Paradigm Award Recipients
Writer, Director, Producer
Alexander Payne’s portrayal of extraordinary moments has earned him two Academy Awards for Best Adapted Screenplay, the first in 2004 for Sideways and most recently for The Descendants in 2012. He has been awarded Golden Globes and received honors from the Writers’ Guild of America and the New York Film Critics Circle for his remarkable abilities as a writer, producer and director.

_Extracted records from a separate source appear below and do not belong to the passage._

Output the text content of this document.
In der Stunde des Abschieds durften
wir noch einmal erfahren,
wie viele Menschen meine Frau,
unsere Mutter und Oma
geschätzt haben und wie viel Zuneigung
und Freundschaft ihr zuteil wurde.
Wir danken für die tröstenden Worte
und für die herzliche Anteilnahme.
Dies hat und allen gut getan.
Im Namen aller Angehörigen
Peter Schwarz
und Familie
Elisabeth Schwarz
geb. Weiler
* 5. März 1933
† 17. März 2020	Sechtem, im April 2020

The youngest of three children, Constantine Alexandros Papadopoulos was born February 10, 1961 in Omaha, Nebraska, to Peggy and George Payne. His parents owned a Greek restaurant. He credits his parents for instilling in him an understanding of human life and a true appreciation of
his Greek-American identity. His heartwarming acceptance speech at the 2012 Academy Awards and loving tribute to his mother in Greek are indicative of his respect for family and his Hellenic heritage.

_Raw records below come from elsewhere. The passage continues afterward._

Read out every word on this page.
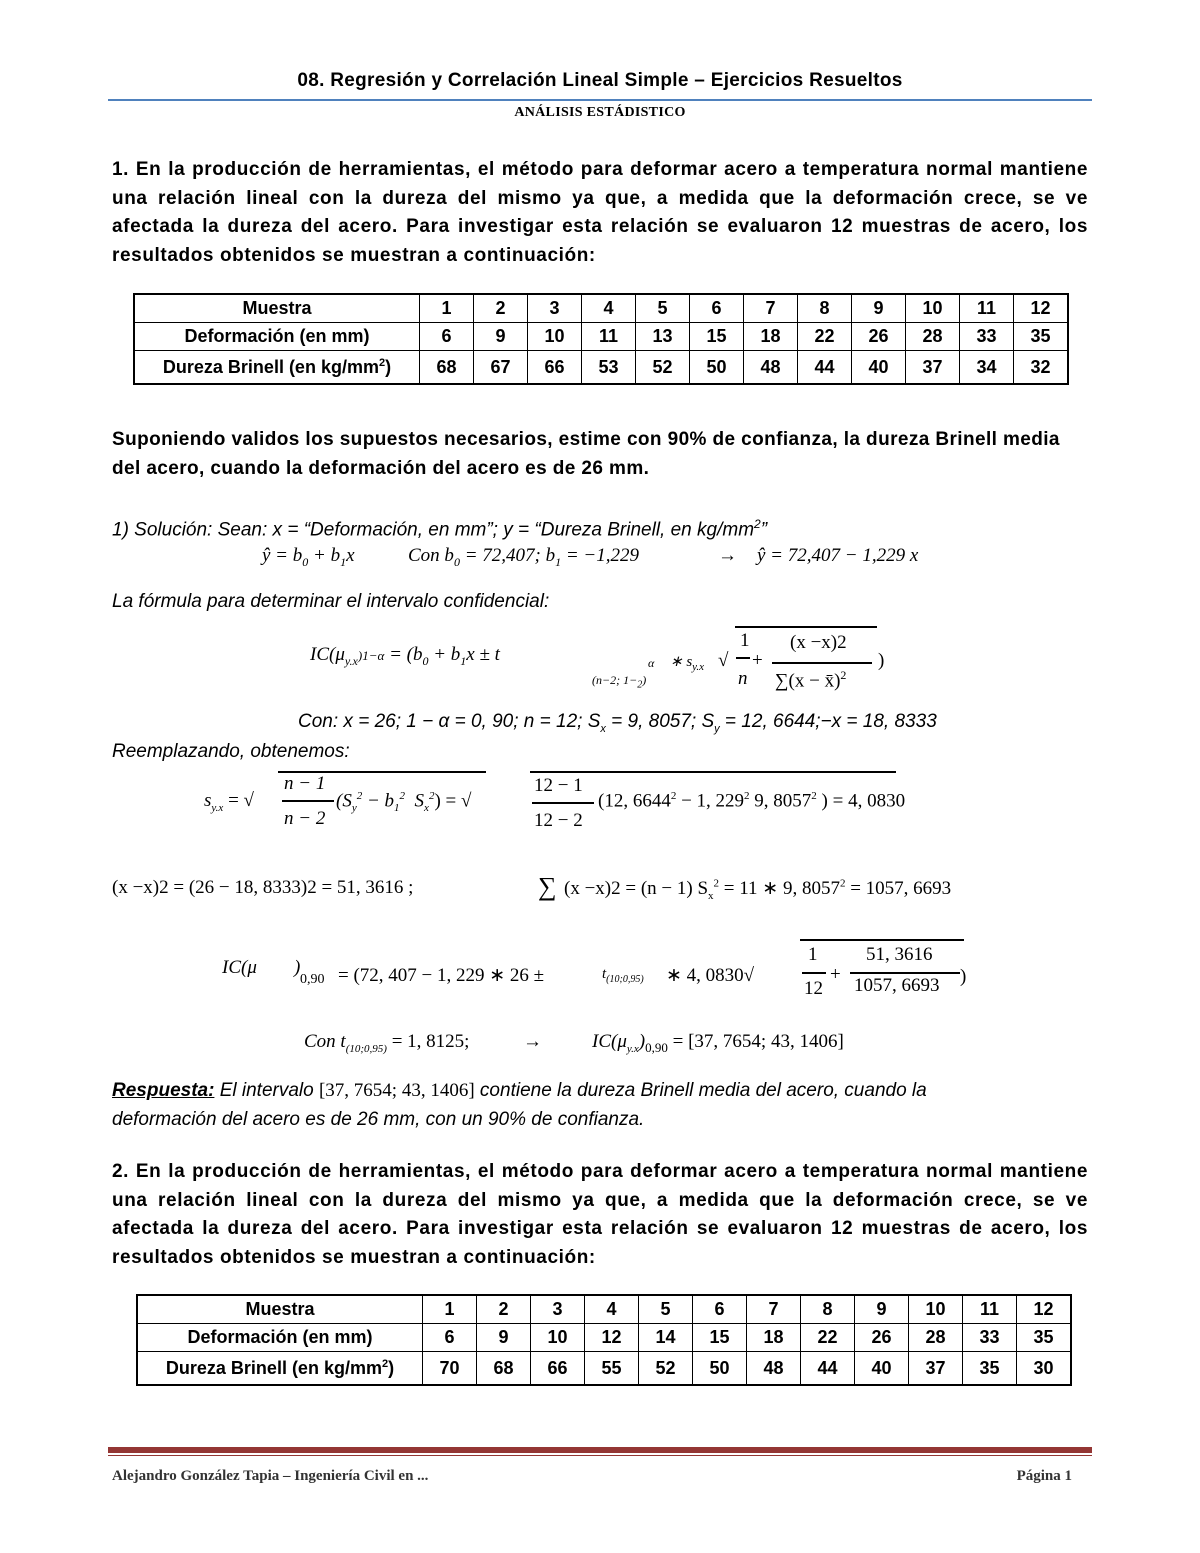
08. Regresión y Correlación Lineal Simple – Ejercicios Resueltos
ANÁLISIS ESTÁDISTICO
1. En la producción de herramientas, el método para deformar acero a temperatura normal mantiene una relación lineal con la dureza del mismo ya que, a medida que la deformación crece, se ve afectada la dureza del acero. Para investigar esta relación se evaluaron 12 muestras de acero, los resultados obtenidos se muestran a continuación:
Muestra	1	2	3	4	5	6	7	8	9	10	11	12
Deformación (en mm)	6	9	10	11	13	15	18	22	26	28	33	35
Dureza Brinell (en $kg/mm^2$)	68	67	66	53	52	50	48	44	40	37	34	32
Suponiendo validos los supuestos necesarios, estime con 90% de confianza, la dureza Brinell media del acero, cuando la deformación del acero es de 26 mm.
1) Solución: Sean: x = “Deformación, en mm”; y = “Dureza Brinell, en $kg/mm^2$”
ŷ = $b_0 + b_1x$	Con $b_0 = 72,407$; $b_1 = -1,229$	→ ŷ = 72,407 − 1,229 x
La fórmula para determinar el intervalo confidencial:
$IC(\mu_{y.x})1-\alpha = (b_0 + b_1x \pm t$	α
(n−2; $1-_2$)
∗ $s_{y.x}$ √
1
n
+
(x −x)2
∑(x − x̄)$^2$
)
Con: x = 26; 1 − α = 0, 90; n = 12; $S_x = 9$, 8057; $S_y = 12$, 6644;−x = 18, 8333
Reemplazando, obtenemos:
$s_{y.x}$ = √
n − 1
n − 2
($S_y^2 - b_1^2$ $S_x^2$) = √
12 − 1
12 − 2
(12, $6644^2 - 1$, $229^2$ 9, 8057$^2$ ) = 4, 0830
(x −x)2 = (26 − 18, 8333)2 = 51, 3616 ;	∑ (x −x)2 = (n − 1) $S_x^2 = 11$ ∗ 9, $8057^2 = 1057$, 6693
IC(μ )
0,90 = (72, 407 − 1, 229 ∗ 26 ±	$t_{(10;0,95)}$ ∗ 4, 0830√
1
12
+
51, 3616
1057, 6693 )
Con $t_{(10;0,95)} = 1$, 8125;	→	$IC(\mu_{y.x})_{0,90} = [37$, 7654; 43, 1406]
Respuesta: El intervalo [37, 7654; 43, 1406] contiene la dureza Brinell media del acero, cuando la
deformación del acero es de 26 mm, con un 90% de confianza.
2. En la producción de herramientas, el método para deformar acero a temperatura normal mantiene una relación lineal con la dureza del mismo ya que, a medida que la deformación crece, se ve afectada la dureza del acero. Para investigar esta relación se evaluaron 12 muestras de acero, los resultados obtenidos se muestran a continuación:
Muestra	1	2	3	4	5	6	7	8	9	10	11	12
Deformación (en mm)	6	9	10	12	14	15	18	22	26	28	33	35
Dureza Brinell (en $kg/mm^2$)	70	68	66	55	52	50	48	44	40	37	35	30
Alejandro González Tapia – Ingeniería Civil en ...	Página 1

Payne received a Bachelor of Arts in History and Spanish literature from Stanford University and a Masters of Fine Arts from the UCLA Film School in 1990. His thesis film, The Passion of Martin garnered interest from inside the film industry and was shown at Sundance. He made his film debut with Citizen Ruth in 1996, which was shown at the Sundance Film Festival as a feature film. The movie earned him several awards, including the “New Generation Award” from the Los Angeles Film Critics Association.
In 1999, Payne received the award “Best New Director” from the Valladolid International Film Festival for his second major motion picture, Election. In 2002, About Schmidt received critical acclaim and won a Golden Globe for Best Screenplay. Payne has directed five actors in Oscar nominated performances – Jack Nicholson, who received his second Oscar for Best Actor in About Schmidt, Kathy Bates, Thomas Haden Church, Virginia Madsen and George Clooney.

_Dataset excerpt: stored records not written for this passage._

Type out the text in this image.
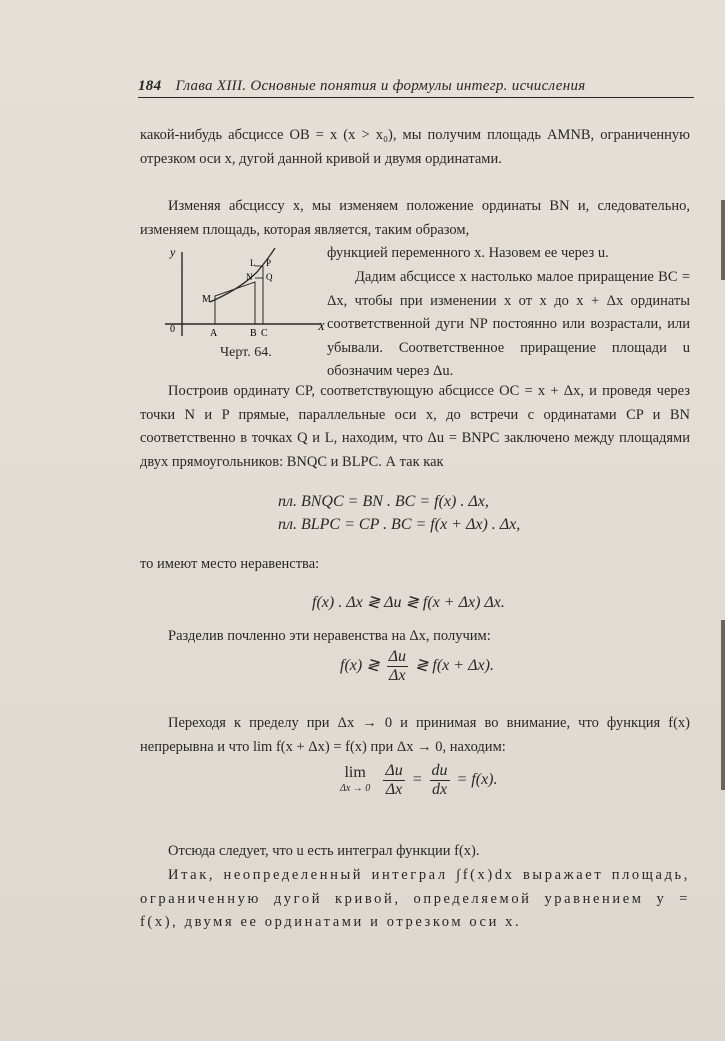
184 Глава XIII. Основные понятия и формулы интегр. исчисления
какой-нибудь абсциссе OB = x (x > x₀), мы получим площадь AMNB, ограниченную отрезком оси x, дугой данной кривой и двумя ординатами.
Изменяя абсциссу x, мы изменяем положение ординаты BN и, следовательно, изменяем площадь, которая является, таким образом,
функцией переменного x. Назовем ее через u.
Дадим абсциссе x настолько малое приращение BC = Δx, чтобы при изменении x от x до x + Δx ординаты соответственной дуги NP постоянно или возрастали, или убывали. Соответственное приращение площади u обозначим через Δu.
Построив ординату CP, соответствующую абсциссе OC = x + Δx, и проведя через точки N и P прямые, параллельные оси x, до встречи с ординатами CP и BN соответственно в точках Q и L, находим, что Δu = BNPC заключено между площадями двух прямоугольников: BNQC и BLPC. А так как
то имеют место неравенства:
Разделив почленно эти неравенства на Δx, получим:
Переходя к пределу при Δx → 0 и принимая во внимание, что функция f(x) непрерывна и что lim f(x + Δx) = f(x) при Δx → 0, находим:
Отсюда следует, что u есть интеграл функции f(x).
Итак, неопределенный интеграл ∫f(x)dx выражает площадь, ограниченную дугой кривой, определяемой уравнением y = f(x), двумя ее ординатами и отрезком оси x.
пл. BNQC = BN . BC = f(x) . Δx,
пл. BLPC = CP . BC = f(x + Δx) . Δx,
f(x) . Δx ≷ Δu ≷ f(x + Δx) Δx.
f(x) ≷ $\frac{\Delta u}{\Delta x}$ ≷ f(x + Δx).
lim
Δx → 0
$\frac{\Delta u}{\Delta x} = \frac{du}{dx} = f(x)$.
y
X
0	A	B C
M
N
P
Q
L
Черт. 64.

The PanHellenic Scholarship Foundation is proud to present the 2012 Paradigm Award to Alexander Payne in recognition of his outstanding life accomplishments, his dedication to the virtues of Hellenism, and for being a role model to young Greek American scholars.
“Let us think of education as the means of developing our greatest abilities, because in each of us there is a private hope and dream which, fulfilled, can be translated into benefit for everyone and greater strength for our nation.”